Elasticsearch geospatial and linguistic matching queries used by Pelias.
Installation
$ npm install pelias-query
NPM Module
The pelias-query
npm module can be found here:
https://npmjs.org/package/pelias-query
About
This repository contains all the geospatial and linguistic matching Elasticsearch queries used in the Pelias geocoder.
An attempt has been made to provide the queries in a more general-purpose fashion. Only a few variables need to be changed in order to use the same queries with any Elasticsearch schema.
Feel free to fork the project, Pull Requests are welcome!
Motivation
As the complexity and variability of database queries grows in a large project, their maintenance starts to become more and more difficult.
Changes to the controller layer can have significant impact on the query layer and vice versa, making refactoring a chore.
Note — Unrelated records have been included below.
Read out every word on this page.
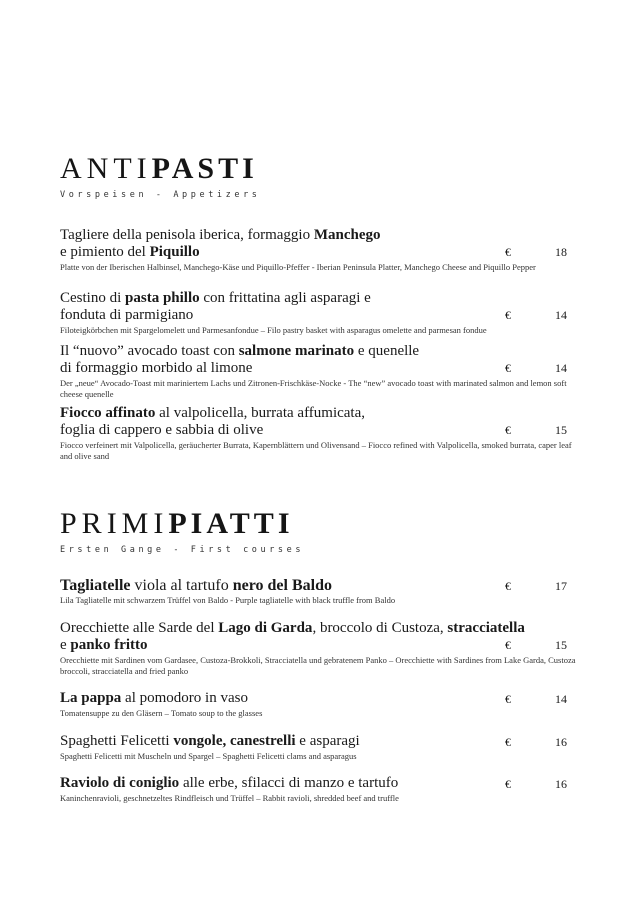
ANTIPASTI
Vorspeisen - Appetizers
Tagliere della penisola iberica, formaggio Manchego
e pimiento del Piquillo	€	18
Platte von der Iberischen Halbinsel, Manchego-Käse und Piquillo-Pfeffer - Iberian Peninsula Platter, Manchego Cheese and Piquillo Pepper
Cestino di pasta phillo con frittatina agli asparagi e
fonduta di parmigiano	€	14
Filoteigkörbchen mit Spargelomelett und Parmesanfondue – Filo pastry basket with asparagus omelette and parmesan fondue
Il “nuovo” avocado toast con salmone marinato e quenelle
di formaggio morbido al limone	€	14
Der „neue“ Avocado-Toast mit mariniertem Lachs und Zitronen-Frischkäse-Nocke - The “new” avocado toast with marinated salmon and lemon soft cheese quenelle
Fiocco affinato al valpolicella, burrata affumicata,
foglia di cappero e sabbia di olive	€	15
Fiocco verfeinert mit Valpolicella, geräucherter Burrata, Kapernblättern und Olivensand – Fiocco refined with Valpolicella, smoked burrata, caper leaf and olive sand
PRIMIPIATTI
Ersten Gange - First courses
Tagliatelle viola al tartufo nero del Baldo	€	17
Lila Tagliatelle mit schwarzem Trüffel von Baldo - Purple tagliatelle with black truffle from Baldo
Orecchiette alle Sarde del Lago di Garda, broccolo di Custoza, stracciatella
e panko fritto	€	15
Orecchiette mit Sardinen vom Gardasee, Custoza-Brokkoli, Stracciatella und gebratenem Panko – Orecchiette with Sardines from Lake Garda, Custoza broccoli, stracciatella and fried panko
La pappa al pomodoro in vaso	€	14
Tomatensuppe zu den Gläsern – Tomato soup to the glasses
Spaghetti Felicetti vongole, canestrelli e asparagi	€	16
Spaghetti Felicetti mit Muscheln und Spargel – Spaghetti Felicetti clams and asparagus
Raviolo di coniglio alle erbe, sfilacci di manzo e tartufo	€	16
Kaninchenravioli, geschnetzeltes Rindfleisch und Trüffel – Rabbit ravioli, shredded beef and truffle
Additionally; the controller code used to compose these queries becomes a horrible mix of user input validation and query composition logic.
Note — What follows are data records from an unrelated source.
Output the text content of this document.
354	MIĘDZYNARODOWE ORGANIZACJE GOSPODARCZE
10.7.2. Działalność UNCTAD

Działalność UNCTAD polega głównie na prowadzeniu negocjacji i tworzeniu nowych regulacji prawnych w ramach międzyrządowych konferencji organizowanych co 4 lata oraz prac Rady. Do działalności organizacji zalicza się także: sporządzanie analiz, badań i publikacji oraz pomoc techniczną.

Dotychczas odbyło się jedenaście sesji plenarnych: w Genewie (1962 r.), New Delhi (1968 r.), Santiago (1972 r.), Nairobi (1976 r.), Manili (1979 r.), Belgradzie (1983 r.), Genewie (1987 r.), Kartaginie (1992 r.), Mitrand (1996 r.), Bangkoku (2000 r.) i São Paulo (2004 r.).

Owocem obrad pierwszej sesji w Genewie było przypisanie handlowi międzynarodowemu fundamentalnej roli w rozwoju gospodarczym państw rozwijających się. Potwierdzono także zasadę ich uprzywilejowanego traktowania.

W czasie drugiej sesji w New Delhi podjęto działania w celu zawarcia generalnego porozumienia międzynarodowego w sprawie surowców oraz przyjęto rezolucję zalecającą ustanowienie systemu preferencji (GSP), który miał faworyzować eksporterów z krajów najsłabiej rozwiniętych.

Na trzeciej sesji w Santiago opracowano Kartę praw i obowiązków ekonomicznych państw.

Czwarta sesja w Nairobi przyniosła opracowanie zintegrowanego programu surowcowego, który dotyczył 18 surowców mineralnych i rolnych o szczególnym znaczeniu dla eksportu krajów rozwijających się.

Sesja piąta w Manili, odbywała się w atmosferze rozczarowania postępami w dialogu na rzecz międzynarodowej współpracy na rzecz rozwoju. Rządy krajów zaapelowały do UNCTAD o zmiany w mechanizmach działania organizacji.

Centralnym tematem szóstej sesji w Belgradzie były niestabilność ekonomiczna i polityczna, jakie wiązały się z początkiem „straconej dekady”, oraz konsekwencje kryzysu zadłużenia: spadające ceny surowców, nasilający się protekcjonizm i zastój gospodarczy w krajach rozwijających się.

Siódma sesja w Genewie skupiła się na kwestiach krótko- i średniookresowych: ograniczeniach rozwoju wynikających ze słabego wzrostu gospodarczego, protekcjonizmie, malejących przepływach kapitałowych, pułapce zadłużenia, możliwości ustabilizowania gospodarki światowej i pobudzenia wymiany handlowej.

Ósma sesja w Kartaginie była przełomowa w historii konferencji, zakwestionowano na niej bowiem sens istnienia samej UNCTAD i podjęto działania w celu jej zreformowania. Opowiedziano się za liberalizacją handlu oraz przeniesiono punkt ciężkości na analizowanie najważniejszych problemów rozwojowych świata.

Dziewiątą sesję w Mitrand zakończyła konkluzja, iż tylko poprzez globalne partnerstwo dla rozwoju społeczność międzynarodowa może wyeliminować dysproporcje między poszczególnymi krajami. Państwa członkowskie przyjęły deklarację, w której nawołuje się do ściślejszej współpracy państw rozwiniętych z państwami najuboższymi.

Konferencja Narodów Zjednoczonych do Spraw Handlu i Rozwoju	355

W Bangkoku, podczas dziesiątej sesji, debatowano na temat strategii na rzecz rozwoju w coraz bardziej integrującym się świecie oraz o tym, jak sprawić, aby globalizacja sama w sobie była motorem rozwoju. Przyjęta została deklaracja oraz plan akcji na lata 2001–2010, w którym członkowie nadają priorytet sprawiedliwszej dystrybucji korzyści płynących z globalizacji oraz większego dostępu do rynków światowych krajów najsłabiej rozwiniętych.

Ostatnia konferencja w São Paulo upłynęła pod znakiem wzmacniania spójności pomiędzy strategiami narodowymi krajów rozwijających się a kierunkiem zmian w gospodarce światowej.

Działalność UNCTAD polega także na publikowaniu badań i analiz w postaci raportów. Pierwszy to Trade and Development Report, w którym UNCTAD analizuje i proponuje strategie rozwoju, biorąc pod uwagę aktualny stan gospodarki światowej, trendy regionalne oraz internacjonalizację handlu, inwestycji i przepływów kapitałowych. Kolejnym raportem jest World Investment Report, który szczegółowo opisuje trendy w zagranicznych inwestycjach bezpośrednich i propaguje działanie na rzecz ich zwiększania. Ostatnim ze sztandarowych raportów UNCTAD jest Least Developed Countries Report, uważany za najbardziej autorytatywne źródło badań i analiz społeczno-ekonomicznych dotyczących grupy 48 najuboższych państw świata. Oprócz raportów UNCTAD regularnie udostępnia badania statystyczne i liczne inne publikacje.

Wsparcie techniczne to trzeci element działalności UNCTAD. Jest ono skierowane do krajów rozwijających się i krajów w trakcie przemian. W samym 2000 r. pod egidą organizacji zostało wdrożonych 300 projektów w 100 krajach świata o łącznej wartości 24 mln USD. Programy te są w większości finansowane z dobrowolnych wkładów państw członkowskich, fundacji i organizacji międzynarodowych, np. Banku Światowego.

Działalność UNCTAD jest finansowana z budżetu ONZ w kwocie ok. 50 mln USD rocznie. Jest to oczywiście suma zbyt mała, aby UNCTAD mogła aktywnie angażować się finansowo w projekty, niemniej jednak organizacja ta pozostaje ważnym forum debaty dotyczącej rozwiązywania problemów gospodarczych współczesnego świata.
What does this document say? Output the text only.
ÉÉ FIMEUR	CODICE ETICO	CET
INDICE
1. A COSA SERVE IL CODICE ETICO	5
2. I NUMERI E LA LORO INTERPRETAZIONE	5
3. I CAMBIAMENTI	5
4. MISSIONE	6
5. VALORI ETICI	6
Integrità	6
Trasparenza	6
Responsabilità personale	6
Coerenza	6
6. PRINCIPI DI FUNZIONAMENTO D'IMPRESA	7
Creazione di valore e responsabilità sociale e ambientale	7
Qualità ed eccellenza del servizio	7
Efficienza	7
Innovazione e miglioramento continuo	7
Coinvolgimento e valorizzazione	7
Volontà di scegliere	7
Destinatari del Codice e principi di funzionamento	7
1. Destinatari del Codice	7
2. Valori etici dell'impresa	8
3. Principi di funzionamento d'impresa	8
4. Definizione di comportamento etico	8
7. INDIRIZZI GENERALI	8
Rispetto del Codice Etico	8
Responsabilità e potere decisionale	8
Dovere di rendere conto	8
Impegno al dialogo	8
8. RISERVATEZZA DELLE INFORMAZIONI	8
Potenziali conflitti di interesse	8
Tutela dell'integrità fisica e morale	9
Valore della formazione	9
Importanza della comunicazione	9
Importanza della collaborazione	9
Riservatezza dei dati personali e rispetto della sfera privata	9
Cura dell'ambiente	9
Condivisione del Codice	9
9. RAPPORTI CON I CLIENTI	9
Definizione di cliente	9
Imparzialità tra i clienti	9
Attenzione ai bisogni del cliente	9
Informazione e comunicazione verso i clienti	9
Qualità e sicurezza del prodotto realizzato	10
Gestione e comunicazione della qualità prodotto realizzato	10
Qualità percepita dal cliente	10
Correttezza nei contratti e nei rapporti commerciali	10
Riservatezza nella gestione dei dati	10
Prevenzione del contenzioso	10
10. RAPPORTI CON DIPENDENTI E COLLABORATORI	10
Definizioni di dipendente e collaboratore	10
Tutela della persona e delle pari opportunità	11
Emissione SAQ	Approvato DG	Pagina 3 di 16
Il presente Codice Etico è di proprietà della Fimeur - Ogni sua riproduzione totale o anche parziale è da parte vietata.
In many cases query logic is simply copy->pasted between queries to ensure validity when it could simply be reused.
This repo aims to solve some of these issues by providing:
- a logical boundary between query composition and input validation.
- a way to notate query variables which is distinct from the RESTful API.
- a method of composing complex queries from smaller components.
- a way of testing/debugging and re-using queries across repos/forks.
- a language which describes the problem domain rather than an individual implementation.
The composition workflow should be instantly familiar to anyone who has used an MVC-type framework before.
Variables
Variables are used as placeholders in order to pre-build queries before we know the final values which will be provided by the user.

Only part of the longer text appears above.